The College Entrance Examination Board, which sponsors the S.A.T., has steadfastly tried to discredit cram schools, thus defending the S.A.T.'s objective infallibility. But the coaching schools, which also prepare students for the Law School Admissions Test (L.S.A.T.) and Graduate Record Examinations, have become more than a $10 million annual business. So much so, in fact, that the Federal Trade Commission's Bureau of Consumer Protection decided to investigate them. The immediate target was the Stanley H. Kaplan Educational Center, a chain of 88 schools founded by Stanley Kaplan, 60, the son of a Brooklyn plumbing contractor who has been tutoring all his professional life. Kaplan, rather brashly, had at one time advertised the ability of his review course, which now costs $275, to raise S.A.T. scores as much as 100 points. The FTC thought such claims "were not only unsubstantiated but false," says Albert Kramer, head of the Bureau of Consumer Protection.
When the FTC last week released the findings of its four-year study, however, the entrepreneur from Brooklyn looked pretty good. The report was full of qualifications, and the results were still incomplete. But it clearly indicated that "underachieving students"--defined as those who score lower on standardized tests than their grades and class rank warrant --after ten weeks of coaching could improve both verbal and math scores by an average of 25 points. The largest average gain ever found by the College Board was eight to ten points.

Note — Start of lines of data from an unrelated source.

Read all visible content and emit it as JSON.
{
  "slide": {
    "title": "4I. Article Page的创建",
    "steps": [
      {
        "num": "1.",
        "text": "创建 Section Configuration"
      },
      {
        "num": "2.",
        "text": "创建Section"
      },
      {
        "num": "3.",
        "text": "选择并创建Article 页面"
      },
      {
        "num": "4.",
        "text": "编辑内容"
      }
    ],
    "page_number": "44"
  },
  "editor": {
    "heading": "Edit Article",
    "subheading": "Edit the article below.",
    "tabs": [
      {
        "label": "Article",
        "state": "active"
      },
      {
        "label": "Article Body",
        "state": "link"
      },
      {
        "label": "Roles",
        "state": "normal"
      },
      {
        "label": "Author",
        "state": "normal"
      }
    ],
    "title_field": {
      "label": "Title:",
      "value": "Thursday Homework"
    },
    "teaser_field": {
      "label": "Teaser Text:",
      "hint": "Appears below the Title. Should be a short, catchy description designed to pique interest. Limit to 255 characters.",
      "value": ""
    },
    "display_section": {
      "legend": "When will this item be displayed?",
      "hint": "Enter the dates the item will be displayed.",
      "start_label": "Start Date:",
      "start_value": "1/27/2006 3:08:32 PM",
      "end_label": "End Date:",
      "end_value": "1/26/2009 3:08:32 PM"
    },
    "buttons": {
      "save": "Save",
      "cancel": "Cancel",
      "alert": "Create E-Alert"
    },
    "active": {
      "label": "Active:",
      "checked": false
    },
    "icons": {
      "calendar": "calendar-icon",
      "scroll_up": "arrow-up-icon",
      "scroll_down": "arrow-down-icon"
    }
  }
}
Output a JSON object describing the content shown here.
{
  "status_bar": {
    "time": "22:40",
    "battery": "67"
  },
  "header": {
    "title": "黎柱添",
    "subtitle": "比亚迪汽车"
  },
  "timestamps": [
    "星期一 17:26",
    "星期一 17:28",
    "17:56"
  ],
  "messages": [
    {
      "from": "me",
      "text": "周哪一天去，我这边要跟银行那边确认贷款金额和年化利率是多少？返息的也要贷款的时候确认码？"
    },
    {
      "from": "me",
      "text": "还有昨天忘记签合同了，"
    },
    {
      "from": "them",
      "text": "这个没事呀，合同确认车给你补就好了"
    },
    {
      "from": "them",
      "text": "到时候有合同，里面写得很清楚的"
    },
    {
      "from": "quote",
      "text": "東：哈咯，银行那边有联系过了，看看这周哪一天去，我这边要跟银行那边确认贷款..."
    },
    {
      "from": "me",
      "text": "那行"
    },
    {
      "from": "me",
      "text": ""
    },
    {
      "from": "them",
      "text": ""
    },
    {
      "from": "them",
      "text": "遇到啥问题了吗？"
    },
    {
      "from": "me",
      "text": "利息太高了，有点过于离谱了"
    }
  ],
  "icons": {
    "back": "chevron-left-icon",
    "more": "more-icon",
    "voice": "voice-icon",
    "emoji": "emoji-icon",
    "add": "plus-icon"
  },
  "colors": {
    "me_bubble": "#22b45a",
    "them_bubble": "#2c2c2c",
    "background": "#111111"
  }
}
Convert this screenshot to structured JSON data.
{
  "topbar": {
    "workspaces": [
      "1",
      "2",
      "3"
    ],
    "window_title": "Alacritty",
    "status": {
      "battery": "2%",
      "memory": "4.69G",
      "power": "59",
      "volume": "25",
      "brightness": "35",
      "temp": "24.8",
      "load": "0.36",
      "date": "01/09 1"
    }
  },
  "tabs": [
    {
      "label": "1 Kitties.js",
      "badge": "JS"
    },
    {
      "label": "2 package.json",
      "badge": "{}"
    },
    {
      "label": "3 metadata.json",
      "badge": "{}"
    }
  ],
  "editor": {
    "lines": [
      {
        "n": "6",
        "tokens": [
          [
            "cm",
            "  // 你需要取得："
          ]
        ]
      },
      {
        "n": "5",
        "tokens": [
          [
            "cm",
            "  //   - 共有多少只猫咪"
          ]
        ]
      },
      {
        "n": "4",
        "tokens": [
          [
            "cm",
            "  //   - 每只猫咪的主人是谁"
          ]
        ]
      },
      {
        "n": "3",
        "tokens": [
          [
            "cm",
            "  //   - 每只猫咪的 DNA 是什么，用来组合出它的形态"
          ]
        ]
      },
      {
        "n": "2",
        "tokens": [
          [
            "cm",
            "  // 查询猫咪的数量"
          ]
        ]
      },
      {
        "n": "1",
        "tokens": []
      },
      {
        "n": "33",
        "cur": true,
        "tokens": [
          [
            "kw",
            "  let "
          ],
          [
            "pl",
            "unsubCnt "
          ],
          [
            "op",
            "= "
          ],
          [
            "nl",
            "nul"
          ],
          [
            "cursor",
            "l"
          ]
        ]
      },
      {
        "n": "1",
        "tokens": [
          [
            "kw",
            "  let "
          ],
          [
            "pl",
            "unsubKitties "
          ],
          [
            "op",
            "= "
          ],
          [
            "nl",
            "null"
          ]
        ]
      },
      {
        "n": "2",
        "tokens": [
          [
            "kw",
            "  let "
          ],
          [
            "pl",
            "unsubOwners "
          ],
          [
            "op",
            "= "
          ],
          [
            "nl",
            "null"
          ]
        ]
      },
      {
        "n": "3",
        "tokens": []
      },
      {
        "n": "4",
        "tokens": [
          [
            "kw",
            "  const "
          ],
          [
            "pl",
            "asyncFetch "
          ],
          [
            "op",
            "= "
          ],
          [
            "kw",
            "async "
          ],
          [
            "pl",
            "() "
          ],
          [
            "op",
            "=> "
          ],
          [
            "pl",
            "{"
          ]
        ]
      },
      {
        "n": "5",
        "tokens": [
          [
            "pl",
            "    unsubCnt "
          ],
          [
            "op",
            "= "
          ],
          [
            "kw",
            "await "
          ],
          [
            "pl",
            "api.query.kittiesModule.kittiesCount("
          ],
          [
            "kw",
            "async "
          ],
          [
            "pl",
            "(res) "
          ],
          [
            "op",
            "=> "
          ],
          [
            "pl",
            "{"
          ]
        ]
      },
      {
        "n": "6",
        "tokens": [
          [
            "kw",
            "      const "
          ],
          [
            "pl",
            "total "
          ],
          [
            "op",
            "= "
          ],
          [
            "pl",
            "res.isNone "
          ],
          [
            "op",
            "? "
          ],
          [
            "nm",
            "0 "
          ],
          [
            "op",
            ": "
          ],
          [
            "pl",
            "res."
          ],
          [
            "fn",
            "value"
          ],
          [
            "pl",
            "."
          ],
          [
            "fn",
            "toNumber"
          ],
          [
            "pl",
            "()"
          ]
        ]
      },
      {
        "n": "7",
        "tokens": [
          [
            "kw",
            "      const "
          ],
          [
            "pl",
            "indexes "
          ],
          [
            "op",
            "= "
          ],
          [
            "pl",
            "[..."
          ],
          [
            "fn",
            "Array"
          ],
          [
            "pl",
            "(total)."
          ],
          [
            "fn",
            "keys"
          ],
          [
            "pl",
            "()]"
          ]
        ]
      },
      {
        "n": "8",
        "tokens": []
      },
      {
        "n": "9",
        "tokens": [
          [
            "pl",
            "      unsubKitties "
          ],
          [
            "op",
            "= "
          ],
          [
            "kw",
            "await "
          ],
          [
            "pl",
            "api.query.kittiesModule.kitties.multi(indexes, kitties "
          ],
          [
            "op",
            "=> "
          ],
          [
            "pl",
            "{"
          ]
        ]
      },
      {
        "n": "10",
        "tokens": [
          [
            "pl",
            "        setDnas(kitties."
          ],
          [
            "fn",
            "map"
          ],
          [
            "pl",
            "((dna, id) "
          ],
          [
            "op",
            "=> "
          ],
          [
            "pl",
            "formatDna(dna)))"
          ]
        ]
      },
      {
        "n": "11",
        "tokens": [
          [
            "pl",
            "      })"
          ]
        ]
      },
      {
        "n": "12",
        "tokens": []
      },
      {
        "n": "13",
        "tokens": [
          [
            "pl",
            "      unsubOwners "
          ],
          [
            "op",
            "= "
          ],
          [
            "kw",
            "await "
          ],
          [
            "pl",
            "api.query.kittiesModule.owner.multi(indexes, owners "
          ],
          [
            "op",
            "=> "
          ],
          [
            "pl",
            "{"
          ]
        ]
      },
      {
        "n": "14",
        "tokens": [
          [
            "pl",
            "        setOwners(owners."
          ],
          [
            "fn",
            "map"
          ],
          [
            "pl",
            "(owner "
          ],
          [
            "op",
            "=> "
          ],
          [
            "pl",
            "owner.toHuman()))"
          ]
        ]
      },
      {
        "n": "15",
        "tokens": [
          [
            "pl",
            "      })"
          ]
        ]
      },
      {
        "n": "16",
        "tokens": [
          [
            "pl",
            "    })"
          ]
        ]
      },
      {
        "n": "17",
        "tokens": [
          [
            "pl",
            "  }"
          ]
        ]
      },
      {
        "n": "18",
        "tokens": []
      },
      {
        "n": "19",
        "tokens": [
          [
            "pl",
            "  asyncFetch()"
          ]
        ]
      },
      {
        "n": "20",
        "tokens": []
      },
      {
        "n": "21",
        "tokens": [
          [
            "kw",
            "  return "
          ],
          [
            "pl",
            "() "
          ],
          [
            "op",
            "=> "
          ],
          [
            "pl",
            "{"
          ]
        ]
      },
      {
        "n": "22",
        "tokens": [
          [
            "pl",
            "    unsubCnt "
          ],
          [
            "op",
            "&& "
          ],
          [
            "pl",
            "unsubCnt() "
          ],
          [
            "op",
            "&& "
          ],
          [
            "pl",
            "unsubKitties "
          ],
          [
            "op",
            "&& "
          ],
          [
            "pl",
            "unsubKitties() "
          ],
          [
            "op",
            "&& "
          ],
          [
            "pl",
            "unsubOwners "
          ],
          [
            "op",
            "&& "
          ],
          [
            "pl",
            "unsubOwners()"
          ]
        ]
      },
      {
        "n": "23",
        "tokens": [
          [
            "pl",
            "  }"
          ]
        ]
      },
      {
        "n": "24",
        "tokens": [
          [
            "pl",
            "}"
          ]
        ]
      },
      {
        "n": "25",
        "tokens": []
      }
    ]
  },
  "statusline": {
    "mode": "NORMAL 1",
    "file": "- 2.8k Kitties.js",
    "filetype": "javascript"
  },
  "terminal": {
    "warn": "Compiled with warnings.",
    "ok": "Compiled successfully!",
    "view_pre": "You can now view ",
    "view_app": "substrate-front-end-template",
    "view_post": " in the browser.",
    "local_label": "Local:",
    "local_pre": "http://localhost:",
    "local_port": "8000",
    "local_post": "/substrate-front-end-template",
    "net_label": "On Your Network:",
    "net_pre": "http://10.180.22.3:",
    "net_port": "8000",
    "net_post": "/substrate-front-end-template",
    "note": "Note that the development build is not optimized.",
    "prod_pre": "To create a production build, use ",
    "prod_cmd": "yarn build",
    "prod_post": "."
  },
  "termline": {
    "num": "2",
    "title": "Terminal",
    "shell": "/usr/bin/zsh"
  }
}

The College Board was quick to point out the report's limitations. It studied the curriculums of only two commercial coaching schools, and only one of them (Kaplan's) was found effective. Nonetheless, the Educational Testing Service, which actually administers the tests, grudgingly admitted that "some students on some occasions may have increased their scores after attending some coaching courses." It was one more retreat from a mid-1960s position that "intensive drill is at best likely to yield insignificant increases in scores."
Meanwhile, Kaplan, who opened his first school in 1938 in a Flatbush apartment, has seen enrollment in his courses double over the past five years. Almost 3,000 students in his S.A.T. course alone are currently working their way through his voluminous home study notes, hunching over tape recorders, or laboring through four-or five-hour classes. "So many people think that aptitude is innate," says Kaplan, "but a test just measures the level which you're at. And if you get an improved student, you should have an improved score." All of which seems to show that the distinction between ability and acquired skills is blurry, that college admissions officers should not rely too heavily on test scores, and that anybody who wants to learn can learn.